John's comments are similar to mine. I've had cvd for some time, lost 30 lbs, have taken lipitor, had an aortic valve transplant, some  heart rate irregularity and...I am having muscle problems, loss of energy, etc.  But I;m 85 and still functioning fairly well.  Afraid to stop taking lipitor. Unless the muscle problems become totally disabling, I think I'll stay with it at this juncture.

Faith said...

Dr. of Internal medicine near me lowers cholesterol with use of supplements vitamins.  Recommended Artichoke Extract to my husband.  Get blood monitored every 3 mths as if on medicine.  Dad on statin since came out.  Had Parkinson's, TypeII diabetes, prostate cancer - all can be caused by statins.  So many other supplemnts can help lower cholesterol.  Google 'lower cholesterol naturally' etc.

gleeson1929 said...

Thanks, Faith. I've marked my calendar to remind myself to get a 3-month check on my cholesterol readings w/o statins.

gleeson1929 said...

Thanks, John. I couldn't agree more on our mileage varying. Lots of new studies on both cancer and Parkinson's about personalizing treatment based on individual genetics, recognizing what I keep saying -- I have two diseases -- Parkinson's disease and John's disease.
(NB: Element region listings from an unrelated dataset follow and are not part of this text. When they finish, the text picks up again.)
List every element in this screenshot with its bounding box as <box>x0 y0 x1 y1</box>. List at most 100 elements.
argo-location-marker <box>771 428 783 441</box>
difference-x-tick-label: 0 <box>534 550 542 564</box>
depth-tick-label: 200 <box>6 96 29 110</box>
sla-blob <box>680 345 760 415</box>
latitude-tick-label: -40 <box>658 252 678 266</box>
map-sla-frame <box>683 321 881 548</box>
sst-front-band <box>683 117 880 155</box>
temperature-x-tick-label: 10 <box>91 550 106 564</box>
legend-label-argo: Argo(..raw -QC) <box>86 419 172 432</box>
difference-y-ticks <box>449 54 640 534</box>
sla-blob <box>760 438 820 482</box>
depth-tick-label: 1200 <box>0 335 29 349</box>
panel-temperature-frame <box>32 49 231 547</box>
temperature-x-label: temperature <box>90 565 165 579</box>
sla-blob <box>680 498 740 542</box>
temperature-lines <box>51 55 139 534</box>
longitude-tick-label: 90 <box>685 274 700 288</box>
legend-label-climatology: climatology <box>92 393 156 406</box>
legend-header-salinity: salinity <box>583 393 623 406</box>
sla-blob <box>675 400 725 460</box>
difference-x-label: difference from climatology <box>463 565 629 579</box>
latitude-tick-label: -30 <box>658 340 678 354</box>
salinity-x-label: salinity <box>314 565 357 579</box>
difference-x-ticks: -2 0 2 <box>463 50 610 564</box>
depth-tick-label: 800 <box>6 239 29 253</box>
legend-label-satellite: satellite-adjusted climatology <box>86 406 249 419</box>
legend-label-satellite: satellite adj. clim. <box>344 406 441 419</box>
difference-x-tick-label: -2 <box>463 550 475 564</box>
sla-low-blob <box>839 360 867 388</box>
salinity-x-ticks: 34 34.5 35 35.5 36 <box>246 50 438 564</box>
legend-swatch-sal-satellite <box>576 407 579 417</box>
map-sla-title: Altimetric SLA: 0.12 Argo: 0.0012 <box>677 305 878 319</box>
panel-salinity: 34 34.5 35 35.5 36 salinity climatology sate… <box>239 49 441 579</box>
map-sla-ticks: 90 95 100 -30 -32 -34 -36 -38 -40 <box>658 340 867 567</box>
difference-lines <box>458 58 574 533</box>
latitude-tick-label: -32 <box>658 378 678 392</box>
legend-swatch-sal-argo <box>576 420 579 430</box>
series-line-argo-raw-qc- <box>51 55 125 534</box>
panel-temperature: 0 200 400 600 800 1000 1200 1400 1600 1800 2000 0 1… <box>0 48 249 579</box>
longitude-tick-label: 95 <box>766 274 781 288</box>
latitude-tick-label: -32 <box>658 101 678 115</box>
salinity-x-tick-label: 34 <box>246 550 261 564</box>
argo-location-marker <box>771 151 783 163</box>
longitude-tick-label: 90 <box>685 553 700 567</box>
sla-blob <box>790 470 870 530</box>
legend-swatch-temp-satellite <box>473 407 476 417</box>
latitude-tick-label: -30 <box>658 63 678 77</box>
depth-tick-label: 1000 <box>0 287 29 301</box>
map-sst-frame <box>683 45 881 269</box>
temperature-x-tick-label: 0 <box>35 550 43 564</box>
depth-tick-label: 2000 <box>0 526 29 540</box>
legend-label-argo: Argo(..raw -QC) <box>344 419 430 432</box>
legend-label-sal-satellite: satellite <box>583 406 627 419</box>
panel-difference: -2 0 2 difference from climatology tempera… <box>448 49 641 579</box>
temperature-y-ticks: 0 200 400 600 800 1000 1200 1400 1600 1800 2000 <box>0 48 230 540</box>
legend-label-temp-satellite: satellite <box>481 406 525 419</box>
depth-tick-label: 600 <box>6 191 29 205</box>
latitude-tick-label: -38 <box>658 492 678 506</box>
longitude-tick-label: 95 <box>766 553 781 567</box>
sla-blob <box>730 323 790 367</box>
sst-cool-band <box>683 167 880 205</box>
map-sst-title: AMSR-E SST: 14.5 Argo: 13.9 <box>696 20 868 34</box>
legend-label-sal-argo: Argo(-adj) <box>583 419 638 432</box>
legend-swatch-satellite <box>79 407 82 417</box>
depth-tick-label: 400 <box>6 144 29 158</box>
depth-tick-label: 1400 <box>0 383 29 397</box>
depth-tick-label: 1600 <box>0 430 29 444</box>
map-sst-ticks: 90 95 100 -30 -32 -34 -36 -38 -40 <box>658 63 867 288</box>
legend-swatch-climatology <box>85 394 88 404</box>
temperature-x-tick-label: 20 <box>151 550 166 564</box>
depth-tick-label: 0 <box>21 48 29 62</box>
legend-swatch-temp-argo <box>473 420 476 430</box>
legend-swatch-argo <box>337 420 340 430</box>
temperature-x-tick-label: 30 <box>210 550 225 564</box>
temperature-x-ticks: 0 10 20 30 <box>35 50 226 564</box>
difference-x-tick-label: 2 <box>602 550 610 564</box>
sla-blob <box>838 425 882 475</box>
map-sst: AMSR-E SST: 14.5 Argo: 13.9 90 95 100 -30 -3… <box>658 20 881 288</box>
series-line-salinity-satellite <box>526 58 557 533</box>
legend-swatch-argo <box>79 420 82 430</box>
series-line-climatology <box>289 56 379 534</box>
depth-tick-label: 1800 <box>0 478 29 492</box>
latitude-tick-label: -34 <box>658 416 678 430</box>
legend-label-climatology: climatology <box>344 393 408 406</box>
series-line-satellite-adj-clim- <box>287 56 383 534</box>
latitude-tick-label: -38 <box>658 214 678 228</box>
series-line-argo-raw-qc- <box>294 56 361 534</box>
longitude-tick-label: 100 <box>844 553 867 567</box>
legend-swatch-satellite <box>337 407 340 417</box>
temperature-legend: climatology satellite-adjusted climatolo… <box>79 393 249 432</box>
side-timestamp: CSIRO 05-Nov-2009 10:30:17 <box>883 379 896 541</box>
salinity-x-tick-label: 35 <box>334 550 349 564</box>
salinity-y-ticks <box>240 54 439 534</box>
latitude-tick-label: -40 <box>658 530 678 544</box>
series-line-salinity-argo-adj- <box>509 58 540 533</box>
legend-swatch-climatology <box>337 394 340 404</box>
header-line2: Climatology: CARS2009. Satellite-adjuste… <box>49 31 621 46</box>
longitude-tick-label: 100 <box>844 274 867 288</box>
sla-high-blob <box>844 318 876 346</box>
Same with my cancer and most other issues. BTW, staying in the DC swamp this August I keep thinking about last year when we started out 3 weeks in the Pacific NW with you in SF. What a difference! -- John

gleeson1929 said...

Thanks, Sandy. I'll check it out. -- John

gleeson1929 said...

Sounds much like my diet. BTW, as a non-cook, I've fallen in love with the new blender I bought. I just thrown lots of fruit or vegetables in it, push a button, and I have the centerpiece of a meal! -- John

gleeson1929 said...

I saw a recent report that if you've been on statins for a long time, it's advisable to stick with it unless you've made some major changes like losing a lot of weight. Which is why I'll have my cholesterol checked in 3 months to see what it looks like after stopping the Lipitor -- John

gleeson1929 said...

You Brits do a lot of things right. Like keeping your election campaigns to a month or two as I recall rather than our interminable and hugely expensive and irritating campaigns! -- John

Nads said...

The trouble is, nobody has actually proven that high cholesterol causes heart disease. Only that there is an association, a totally different thing!